4

I'm trying to extract the audio from a pytube video, then convert it into wav format. For extracting the audio from the video, I tried to use moviepy, but I can't find a way to open a video file from bytes with VideoFileClip. I don't want to keep saving files then reading them.

My attempt:

from pytube import YouTube
import moviepy.editor as mp

yt_video = BytesIO()
yt_audio = BytesIO()

yt = YouTube(text)
videoStream = yt.streams.get_highest_resolution()
videoStream.stream_to_buffer(yt_video) # save video to buffer

my_clip = mp.VideoFileClip(yt_video) # processing video 

my_clip.audio.write_audiofile(yt_audio) # extracting audio from video
MmBaguette
  • 340
  • 3
  • 13

1 Answers1

6

You can get the URL of the stream and extract the audio using ffmpeg-python.

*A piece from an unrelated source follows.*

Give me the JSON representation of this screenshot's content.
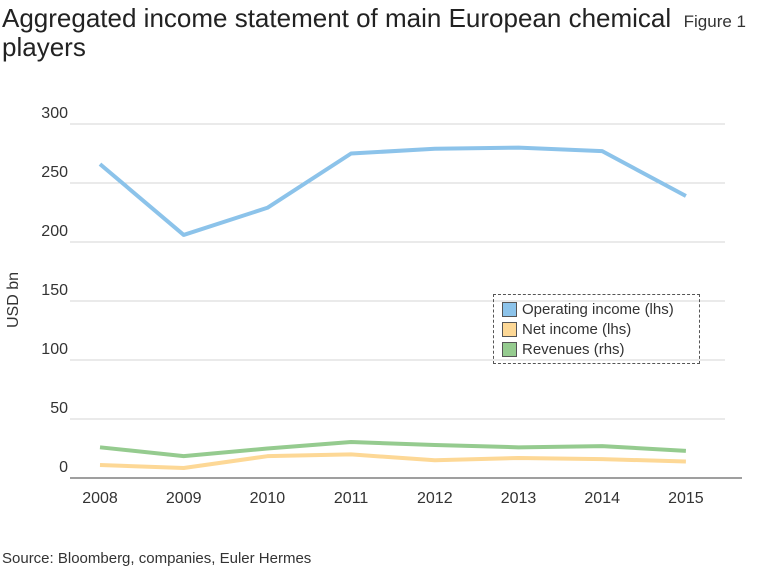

ffmpeg-python module executes FFmpeg as sub-process and reads the audio into memory buffer. FFmpeg transcode the audio to PCM codec in a WAC container (in memory buffer).
The audio is read from stdout pipe of the sub-process.

Here is a code sample:

from pytube import YouTube
import ffmpeg

text = 'https://www.youtube.com/watch?v=07m_bT5_OrU'

yt = YouTube(text)

# https://github.com/pytube/pytube/issues/301
stream_url = yt.streams.all()[0].url  # Get the URL of the video stream

# Probe the audio streams (use it in case you need information like sample rate):
#probe = ffmpeg.probe(stream_url)
#audio_streams = next((stream for stream in probe['streams'] if stream['codec_type'] == 'audio'), None)
#sample_rate = audio_streams['sample_rate']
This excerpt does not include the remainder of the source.